Je vis de passions, c'est mon moteur dans la vie. A ce propos, ma + grande passion reste pour l'être humain.

Finies mes études de décoratice d'intérieur je fais mes 1ères armes chez un archi. D'intérieur et deux ans après je me lance à mon compte.

Mon mariage bat de l'aile, je suis souvent en déplacement. Une banale affaire de fesse met le feu à la poudrière qu'est devenue mon mariage.

Je quitte le père de mon fils en 97 parce qu'il sautait la voisine de temps en temps. Pas d'esclandre, je pars. Point.

Nous divorcons, nous vendons notre patrimoine immo. Ce qui me permet d'injecter un peu de fric dans ma micro-société et payer un bon apport pour un vaste apparte à La Rochelle. Pour Rémi et moi.
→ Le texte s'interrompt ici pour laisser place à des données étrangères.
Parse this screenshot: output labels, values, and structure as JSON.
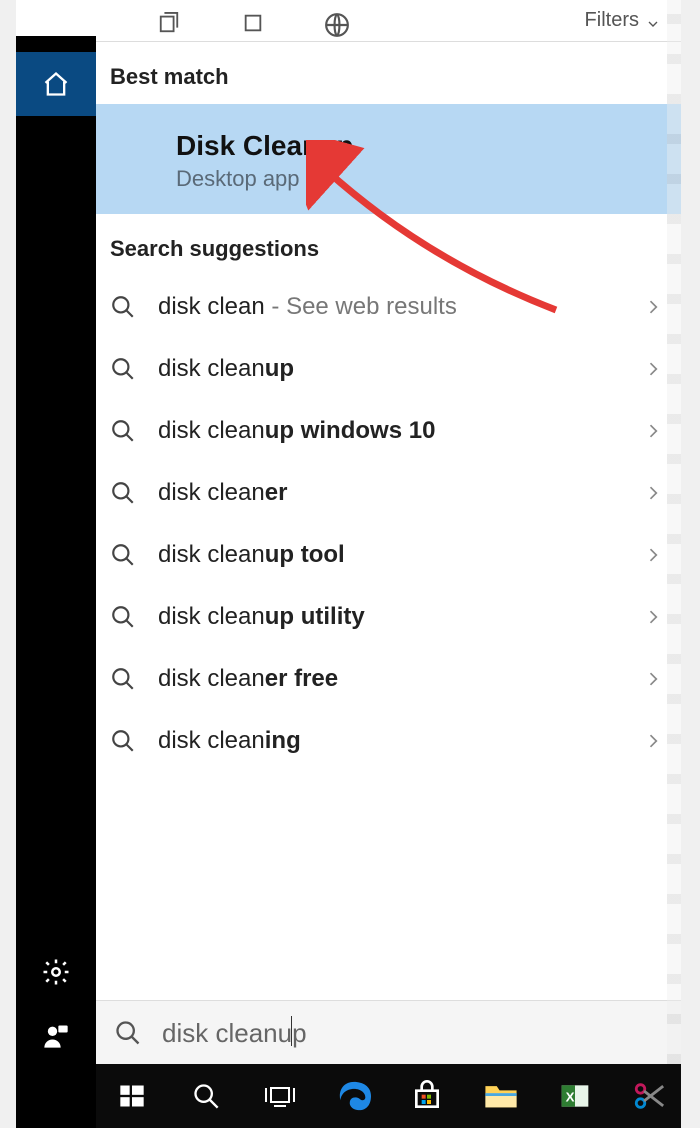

La vie me sourit. J'arrive sur mes trente-cinq ans, je me sens belle, super bien dans ma peau, j'adore la vie, mon boulot, mon fils, tout quoi !

Juin 2002 : un stupide accident me laisse seule sur un chantier en voie de démollition avec une jambe sectionnée aux 2/3.

Le portable me sauve la vie. Lui et une furieuse envie de vivre alors que 2 de mes artères sont sectionnées, que je lutte contre l'inconscience, la mort et que j'effectue de moi-même un garot avec les manches de mon pull…

Tout s'effondre, je ne le sais pas encore. Je refuse l'amputation, je ne peux plus exercer ma prof. Donc je me retrouve seule sans revenus avec mon fils de 6ans à l'époque.

J'écume les hôpitaux, je me bats contre la gangrène, un staphyllocoque doré, une S.A. Déclarée en 92 et particulièrement destructrice en 2003, une algoneurodystrophie et des séquelles neuros qui pointent à l'horizon…

Des crises épileptiques font leur arrivée dès 2003 (comitialité comme dirait Phoebe) , des tics nerveux, des sursauts, des cris. Vu que je suis consciente je le vis terriblement mal mais plus tard j'arriverai à le gérer avec le rire et QQ médocs adaptés.

On tente sur moi plusieurs greffes nerveuses car si ma jambe est "sauvée" (ce ne sera jamais gagné) , les dégâts restent sévères et irréversibles.

Le nerf sciatique est définitivement H.S d'où une paralysie, des souffrances abominables (on finira par me les soulager grâce à la morphine) , les jumeaux et le soléaire collés au tibia malgré une chirurgie réparatrice, des escarres au talon, etc…

2004 c'est l'année du harcèlement des administrations à mon encontre. Je me sens lasse, je pense moi aussi parfois au suicide mais mon fils est là qui croit en moi, qui m'aime telle que je suis, ruinée ou revenus confortables comme avant, sur une jambe ou 2… les yeux de l'amour sont si purs !

Septembre 2004 : je fais la connaissance de François. Il tombe amoureux de mon visage, de ma joie de vivre, de ma voix et souhaite me revoir. Nous nous sommes rencontrés lors d'une soirée alors que nous avions été placés face à face pour le dîner. Il n'a donc pas remarqué mon handicap.

J'éprouve moi aussi des sentiments à son égard. Il m'a plu, je l'ai senti mais j'ai peur, j'essaie de fuir ce bonheur parce que je n'ai plus confiance en moi, plus confiance en la vie et pas envie de lui parler de ce qu'il n'a pas vu : mon handicap, une situation même pas encore réglée avec les experts et donc les administations, les créanciers,…

On se revoit, je ne peux pas passer à côté de ce bonheur-là, je le sens, je vais faire la.

Connerie de ma vie -ça s'explique pas ce ressenti-

Si je passe à côtés de ses timides avances. Il est valide et bien portant. Il a 11ans de moins que moi…

Depuis on ne se quitte presque plus.